The Care of Patients Under Crisis Standards of Care

Originally approved October 2021

The Covid-19 pandemic led to a renewal of the discussion and development of Crisis Standards of Care (CSC) protocols throughout the United States.1 CSCs are implemented when a crisis results in a substantial change in the level of care that can be delivered.2 As resource scarcity increases, the typical availability of “space, stuff, and staff” becomes limited, necessitating a transition of focus from individual patient-centered care to public health–based obligations to the community.3 CSC guidelines aim to provide direction for navigating this conflict, typically through a focus on maximizing lives saved and/or life years saved. CSC policies provide concrete guidance for clinicians and institutions facing difficult decisions about who should receive scarce resources.3

In response to the  2009 H1N1 pandemic, the National Academies of Medicine (formerly the Institute of Medicine) released guidance for establishing CSC protocols for implementation during disaster events.2 These recommendations are based on the ethical principles of fairness, duty to care, duty to steward resources, transparency, consistency, proportionality, and accountability.2 In the intervening decade, several states established CSC guidelines, though there is variation in the manner in which these guidelines have been operationalized.4

During the COVID-19 pandemic, several versions of CSC were developed by states to provide guidelines with subsequent implementation by healthcare systems.5,6

As the frontline in current and future disasters, emergency medicine physicians, particularly those with an expertise in disaster medicine, should:

  • Be involved in design, trial and implementation of CSC guidelines at the federal, state, and local level. CSC design should include standards of equity and transparency.7
  • Support state legislatures and Congress who must provide liability protections and support services (physical and mental) for clinicians who are engaged in implementation of CSC guidelines.6, 8
  • Serve as critical advisors to hospitals, health care systems and governmental agencies that should track the initiation of CSC and review their implementation to document maximum benefit and equity within an impacted community.

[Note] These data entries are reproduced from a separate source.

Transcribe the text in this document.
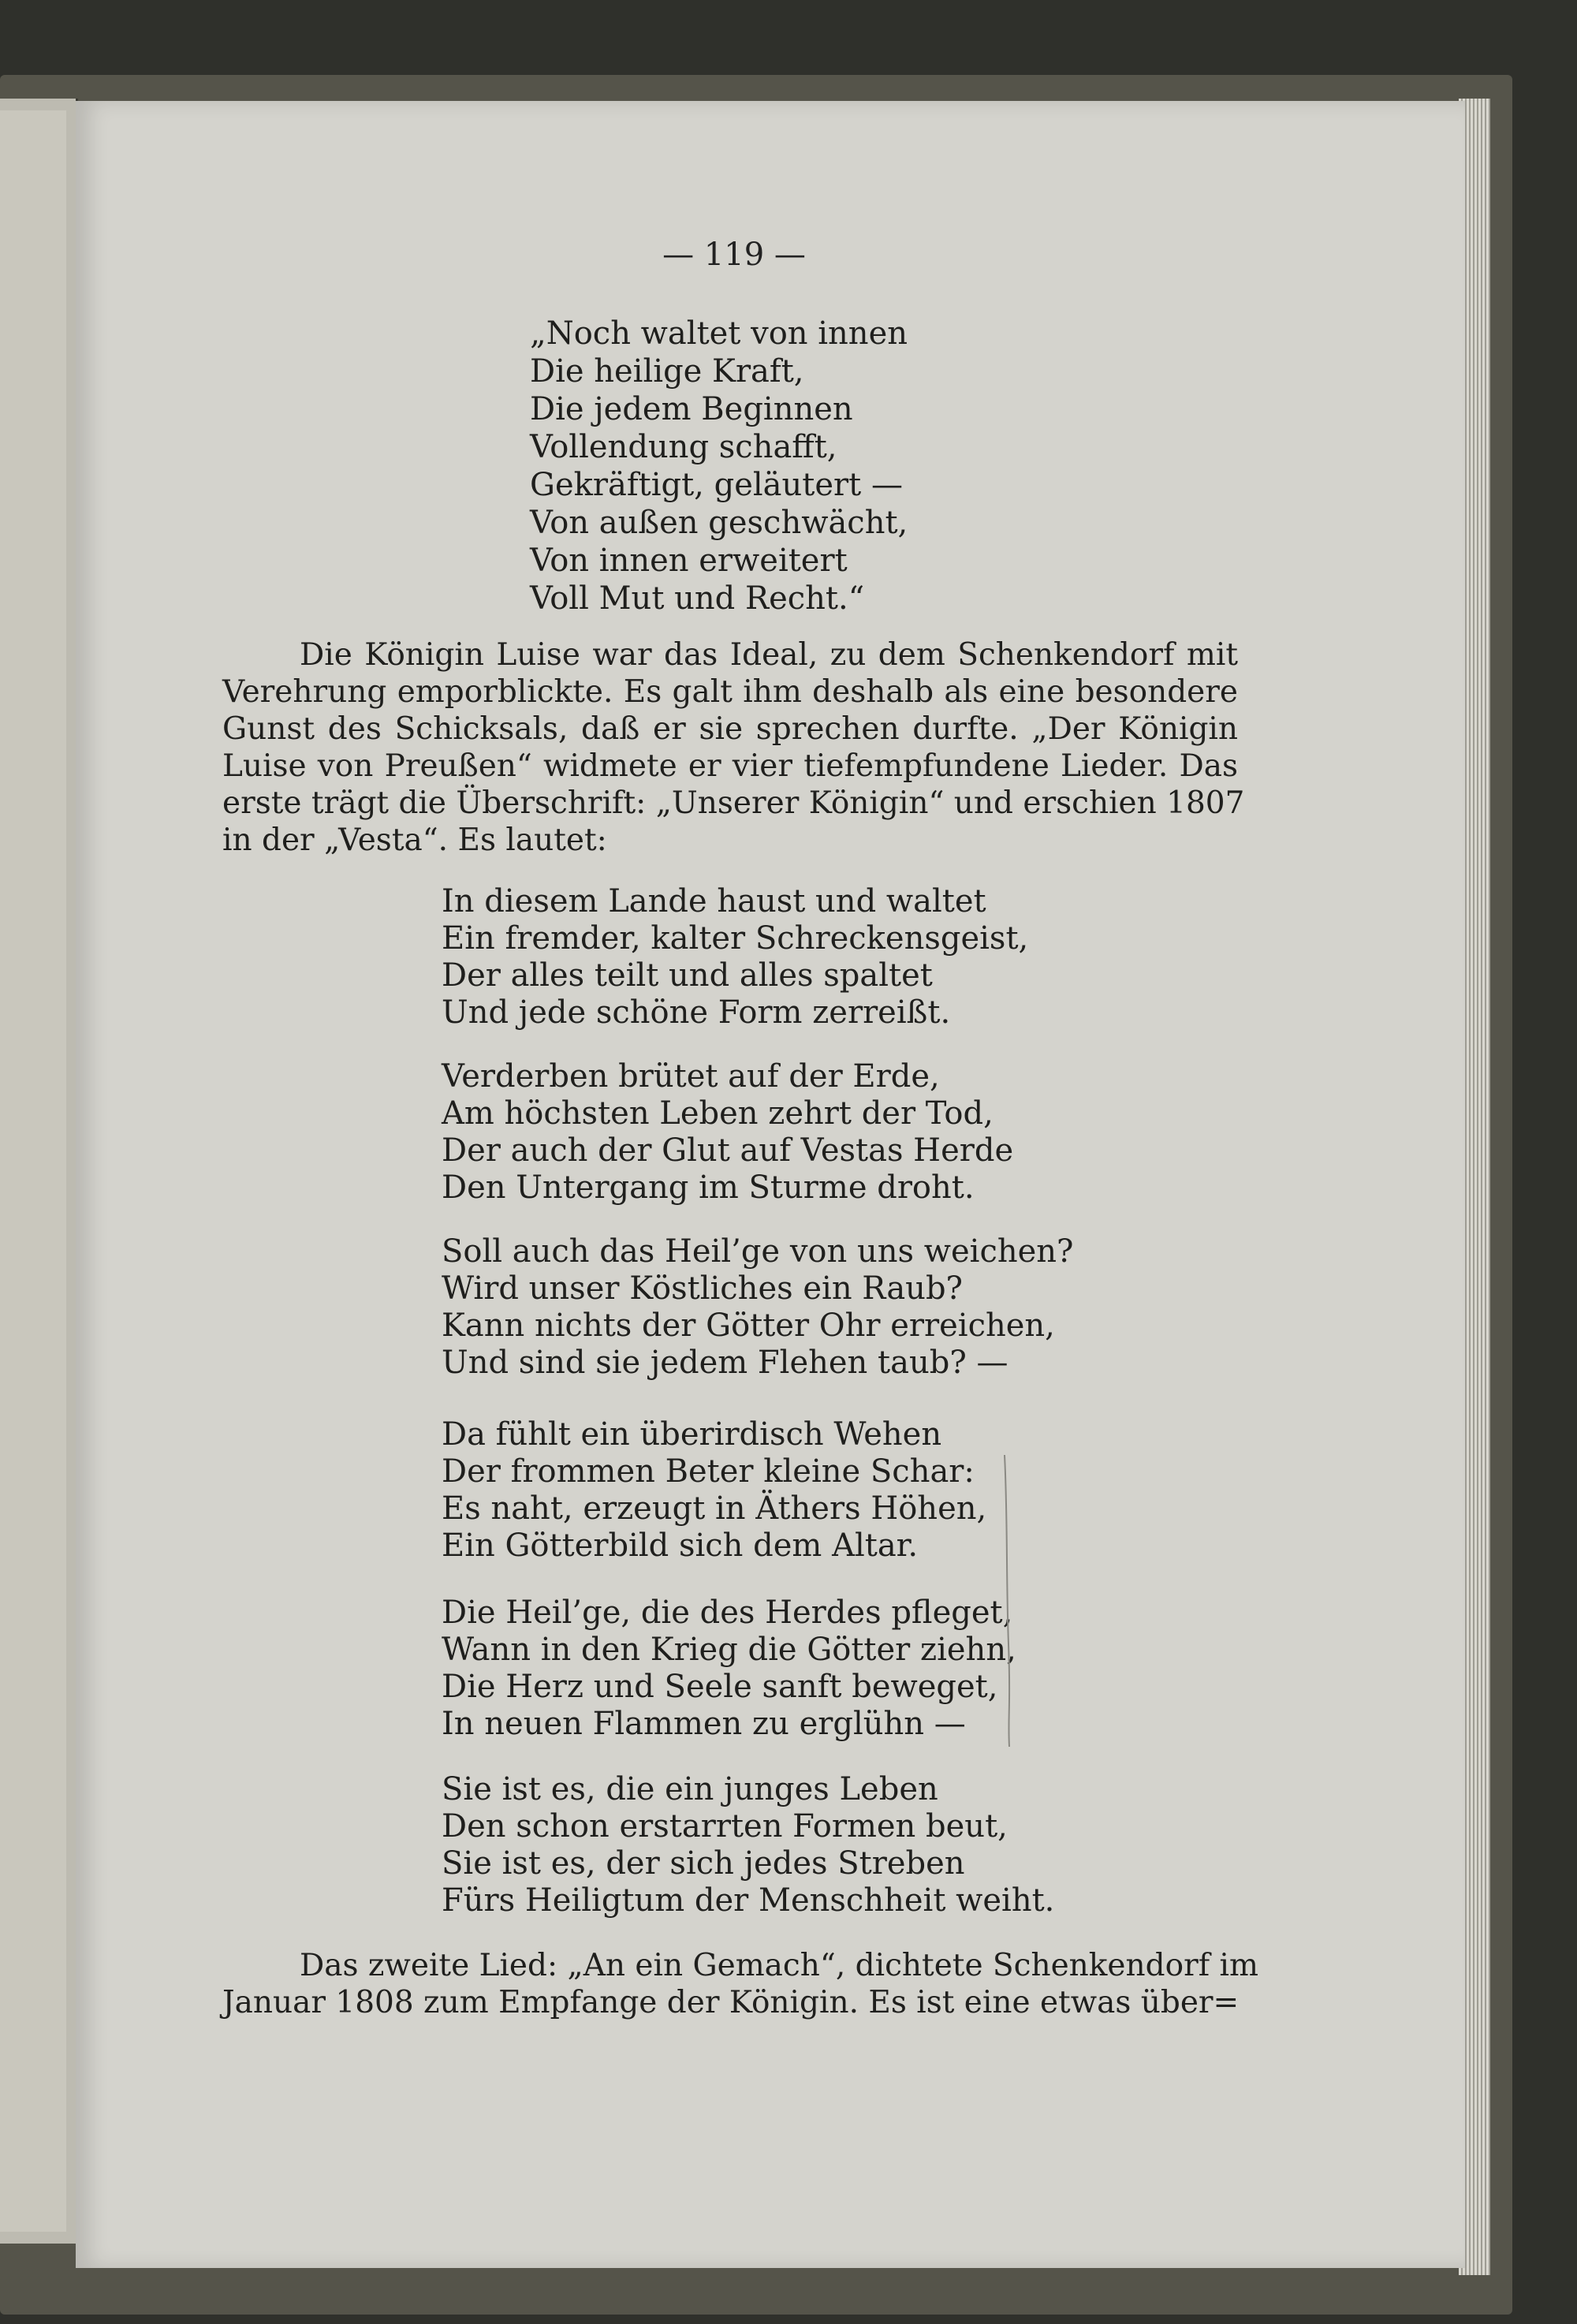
— 119 —
„Noch waltet von innen
Die heilige Kraft,
Die jedem Beginnen
Vollendung schafft,
Gekräftigt, geläutert —
Von außen geschwächt,
Von innen erweitert
Voll Mut und Recht.“
Die Königin Luise war das Ideal, zu dem Schenkendorf mit
Verehrung emporblickte. Es galt ihm deshalb als eine besondere
Gunst des Schicksals, daß er sie sprechen durfte. „Der Königin
Luise von Preußen“ widmete er vier tiefempfundene Lieder. Das
erste trägt die Überschrift: „Unserer Königin“ und erschien 1807
in der „Vesta“. Es lautet:
In diesem Lande haust und waltet
Ein fremder, kalter Schreckensgeist,
Der alles teilt und alles spaltet
Und jede schöne Form zerreißt.
Verderben brütet auf der Erde,
Am höchsten Leben zehrt der Tod,
Der auch der Glut auf Vestas Herde
Den Untergang im Sturme droht.
Soll auch das Heil’ge von uns weichen?
Wird unser Köstliches ein Raub?
Kann nichts der Götter Ohr erreichen,
Und sind sie jedem Flehen taub? —
Da fühlt ein überirdisch Wehen
Der frommen Beter kleine Schar:
Es naht, erzeugt in Äthers Höhen,
Ein Götterbild sich dem Altar.
Die Heil’ge, die des Herdes pfleget,
Wann in den Krieg die Götter ziehn,
Die Herz und Seele sanft beweget,
In neuen Flammen zu erglühn —
Sie ist es, die ein junges Leben
Den schon erstarrten Formen beut,
Sie ist es, der sich jedes Streben
Fürs Heiligtum der Menschheit weiht.
Das zweite Lied: „An ein Gemach“, dichtete Schenkendorf im
Januar 1808 zum Empfange der Königin. Es ist eine etwas über=
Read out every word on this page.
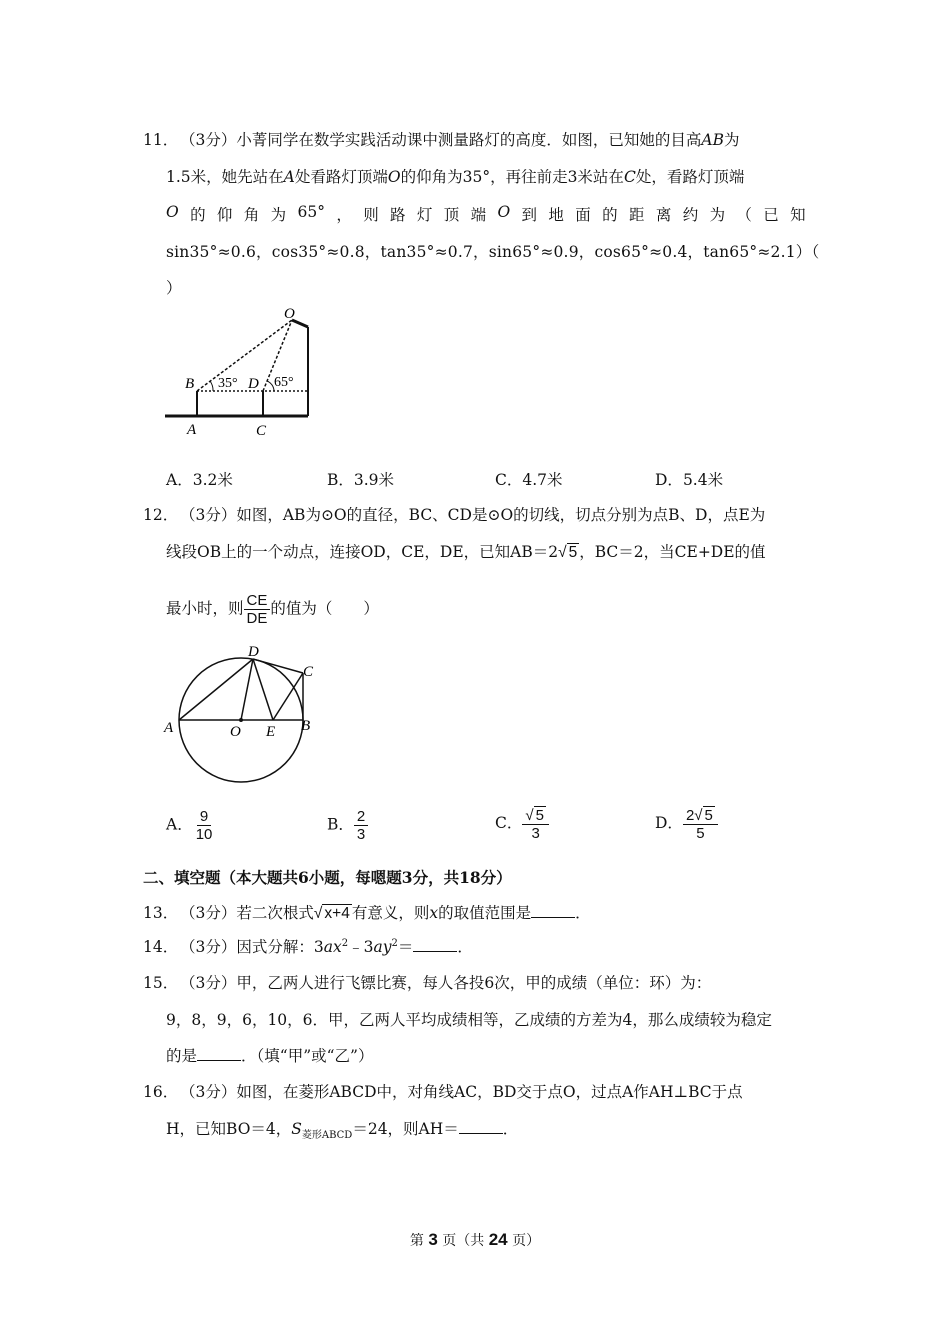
11． （3分）小菁同学在数学实践活动课中测量路灯的高度．如图，已知她的目高AB为
1.5米，她先站在A处看路灯顶端O的仰角为35°，再往前走3米站在C处，看路灯顶端
O 的 仰 角 为 65° ， 则 路 灯 顶 端 O 到 地 面 的 距 离 约 为 （ 已 知
sin35°≈0.6，cos35°≈0.8，tan35°≈0.7，sin65°≈0.9，cos65°≈0.4，tan65°≈2.1）（
）
O
B	D
A	C
35°	65°
A．3.2米	B．3.9米	C．4.7米	D．5.4米
12． （3分）如图，AB为⊙O的直径，BC、CD是⊙O的切线，切点分别为点B、D，点E为
线段OB上的一个动点，连接OD，CE，DE，已知AB＝2√ 5 ，BC＝2，当CE+DE的值
最小时，则 $\frac{CE}{DE}$ 的值为（　　）
D
C
A	O E B
A． $\frac{9}{10}$	B． $\frac{2}{3}$	C． $\frac{√ 5}{3}$	D． $\frac{2√ 5}{5}$
二、填空题（本大题共6小题，每嗯题3分，共18分）
13． （3分）若二次根式√ x+4 有意义，则x的取值范围是	．
14． （3分）因式分解：$3ax^2﹣3ay^2=$	．
15． （3分）甲，乙两人进行飞镖比赛，每人各投6次，甲的成绩（单位：环）为：
9，8，9，6，10，6．甲，乙两人平均成绩相等，乙成绩的方差为4，那么成绩较为稳定
的是	．（填“甲”或“乙”）
16． （3分）如图，在菱形ABCD中，对角线AC，BD交于点O，过点A作AH⊥BC于点
H，已知BO＝4，$S_{菱形ABCD}=24$，则AH＝	．
第 3 页（共 24 页）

  1. Hick JL, Hanfling D, Wynia MK, Pavia AT. Duty to Plan: Health Care, Crisis Standards of Care, and Novel Coronavirus SARS-CoV-2. Washington, DC; NAM Perspectives. Discussion paper. National Academy of Medicine. Washington, DC. 2020. 10.31478/202003b.
  2. Altevogt BM, Stroud C, Hanson SL, Hanfling D, Gostin LO, eds. Guidance for Establishing Crisis Standards of Care for Use in Disaster Situations: A Letter Report. Institute of Medicine (US) Committee on Guidance for Establishing Standards of Care for Use in Disaster Situations. Washington (DC): National Academies Press (US); 2009. 10.17226/12749.
  3. Berlinger N, Wynia M, Powell T, et al. Ethical Framework for Health Care Institutions Responding to Novel Coronavirus SARS-CoV-2 (COVID-19) Guidelines for Institutional Ethics Services Responding to Managing Uncertainty, Safeguarding Communities, Guiding Practice. Vol 2.; 2020. The Hastings Center.
  4. D Romney, H Fox, S Carlson, D Bachmann, D O’Mathuna, N Kman. Allocation of Scarce Resources in a Pandemic: A Systematic Review of US State Crisis Standards of Care Documents. Disaster Med Public Health Prep. 2020;***:1-7. 1017/dmp.2020.101.32295662
  6. Milliken, Aimee, Martha Jurchak, Nicholas Sadovnikoff, William B. Feldman, Sejal B. Shah, Mark Galluzzo, Judith Krempin, and Eric Goralnick. “Addressing challenges associated with operationalizing a crisis standards of care protocol for the Covid-19 pandemic.” NEJM Catalyst Innovations in Care Delivery1, no.4 (2020).
  8. Koch, Valerie Gutmann. “Crisis Standards of Care and State Liability Shields.” San Diego L. Rev.57 (2020):973.